What if online quizzes helped teachers to think about the purpose of learning?

Travis taught Bible classes, and became increasingly unhappy with some ways of approaching e-learning.

“I sat in on a training session on how to use e-learning to promote my students’ learning. The business teacher, who was the school’s expert on this subject, introduced us to the quiz feature on the school’s VLE (virtual learning environment). In business classes, students were tested each week on a chapter of their textbook using multiple-choice questions that the computer generated randomly from a bank of questions created by the teachers. The students retook the test until they scored 90%.

“As a teacher of Bible, I was alarmed at the suggestion that this approach might be implemented in other subjects. Was this appropriate to theological education? I had visions of multiple-choice online tests where students were simply required to identify correct information. Even worse, I had visions of students feeling required to conform to certain beliefs in order to pass (e.g., What is the mainstream Christian approach to the creation/evolution debate: (a) theistic evolution, (b) old-earth creationism, (c) young-earth creationism or (d) intelligent design?).

“I wondered how the nature of the quiz might form students’ attitudes to the kinds of learning needed. My concerns crystallized into one key question: How can a quiz that steers students toward thinking that ‘right answers’ are what really matters be used in connection with a teaching approach that wanted students to engage with theologically controversial issues and appreciate the importance of weighing different arguments?
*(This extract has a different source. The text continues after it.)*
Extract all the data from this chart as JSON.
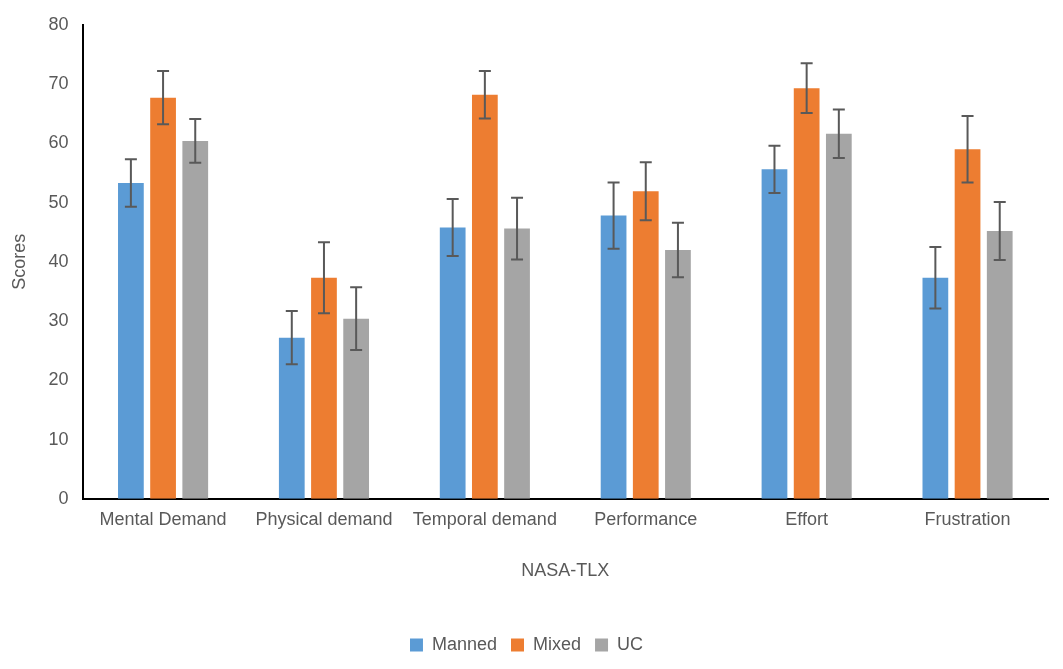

I decided to use some quizzes for clear-cut factual information as I was being asked to do. (If I had had a choice, I would not have used them at all.) But I supplemented them with alternative forms of assessment which tested other skills, such as learning to advocate for an argument that you disagreed with. I also gave students feedback on answers and alerted them to alternate answers where there were debates around an issue.”

What's going on here?

Travis saw Bible class as a place where people explored meaning, significance, and differences in belief, not just information. Bible class was a place for engaging humbly with diverse viewpoints and learning from the encounter.

He engaged students with the material in ways that involved empathy and critical thinking, not just right answers.
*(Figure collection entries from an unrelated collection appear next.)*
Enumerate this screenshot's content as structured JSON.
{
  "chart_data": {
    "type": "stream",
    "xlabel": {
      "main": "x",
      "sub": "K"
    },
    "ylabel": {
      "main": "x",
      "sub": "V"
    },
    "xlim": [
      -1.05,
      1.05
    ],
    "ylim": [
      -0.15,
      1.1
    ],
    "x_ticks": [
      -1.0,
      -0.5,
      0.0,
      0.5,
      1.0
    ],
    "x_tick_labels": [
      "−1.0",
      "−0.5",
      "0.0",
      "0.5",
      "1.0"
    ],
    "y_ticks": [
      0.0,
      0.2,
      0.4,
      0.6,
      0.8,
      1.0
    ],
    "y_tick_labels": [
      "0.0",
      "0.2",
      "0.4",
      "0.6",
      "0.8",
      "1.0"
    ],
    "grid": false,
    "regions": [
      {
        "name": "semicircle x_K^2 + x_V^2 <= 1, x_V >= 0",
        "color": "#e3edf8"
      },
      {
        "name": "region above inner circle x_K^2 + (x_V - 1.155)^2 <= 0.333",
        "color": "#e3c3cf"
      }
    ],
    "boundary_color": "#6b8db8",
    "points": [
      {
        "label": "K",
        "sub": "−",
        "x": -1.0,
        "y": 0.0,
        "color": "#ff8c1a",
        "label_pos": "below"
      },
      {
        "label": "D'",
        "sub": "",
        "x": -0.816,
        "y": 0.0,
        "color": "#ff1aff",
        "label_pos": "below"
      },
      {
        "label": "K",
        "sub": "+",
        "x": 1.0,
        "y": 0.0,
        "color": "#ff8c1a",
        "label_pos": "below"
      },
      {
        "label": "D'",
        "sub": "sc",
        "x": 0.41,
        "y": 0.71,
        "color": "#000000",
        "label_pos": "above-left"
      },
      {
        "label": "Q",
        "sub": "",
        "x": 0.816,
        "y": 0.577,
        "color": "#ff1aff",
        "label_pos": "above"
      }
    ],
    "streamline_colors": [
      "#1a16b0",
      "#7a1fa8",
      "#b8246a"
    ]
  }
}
He reshaped his practice by designing specific forms of assessment to signal what was of significance.

What does this have to do with faith, hope, and love?

Travis reflects: “Sometimes people assume that to ‘have faith’ means expecting you to believe certain things, and for there to be no argument about them. I wanted my students to become more open to listening to the diversity of views within Christian theology, rather than dismiss unfamiliar views too quickly. I adjusted the online quiz to avoid the danger of reinforcing a very rigid approach to encountering difference of opinion among Christians. This reframing of the online quiz is also designed to promote Christian love by encouraging students to develop the skills of empathy and of seeing things from another person’s point of view before making a judgment.”

What difference does it make?

Assessment strategies can shape students’ thinking about the purpose of learning. We need to ask what messages our assessment is sending about the purpose of learning and how it can be designed to send the message we want. The danger of indiscriminate use of the right/wrong online quiz is that it conditions students to think that the purpose of studying is to focus on the perceived correct answer, rather than to enter into the debate as a participant with a view to refining one’s understanding of the debate in question. It can also minimize encounter with others’ viewpoints.

Where could we go from here?

Bible class is not the only subject that tackles controversial issues, and online quizzes focused on right/wrong answers need to find an appropriately defined role and to be supplemented in a variety of curriculum areas. Across all areas of learning there is room for reflecting on how the form of testing that predominates meshes with broader goals for students intellectual, spiritual, and moral growth.

Digging deeper

Christianity emphasizes meaning and significance and gives people a way of understanding and making sense of our world. Our world is not meaningless; life is not an accident. Meaning is not something we have to make for ourselves (as many humanists maintain), but neither is it a rigid conformity to a divine blueprint. For Christians, the purpose of life is love; humanity was created to love and enjoy a relationship with God and others.

Man’s chief end is to glorify God, and to enjoy him forever. Westminster Shorter Catechism

Making sense of our world within that framework of meaning is part of Bible classes, but this requires an open atmosphere to ask questions, debate difference, and explore. God may have made a world with meaning, but it is not rigid.

Christianity offers a worldview that leads to the generation of moral values and ideals that are able to give moral meaning and dignity to our existence. Alister McGrath.

A Christian understanding of life and the world gives believers a framework to interpret experience and give it meaning: life is not just a collection of pieces of information. The Bible describes this world as made by God but fallen; it is not as God intended. It still bears the stamp of a good Creator, but it needs to be redeemed and one day will be remade, with all sin and sorrow having disappeared (Revelation 21:1-4 ). The Bible describes this re-creation in poetic terms expressing harmony (Isaiah 11:6) and peace (Isaiah 2:4). At the centre of this vision is a relationship with God through Jesus that can start now and last for eternity. The vision gives life direction, and love of God and others gives life meaning. Both vision and relationship are bound together, and both changed the present. Christians are called to live as signposts to God’s better future, bringing peace, justice, and joy, reflecting God’s love for the world as seen in Jesus.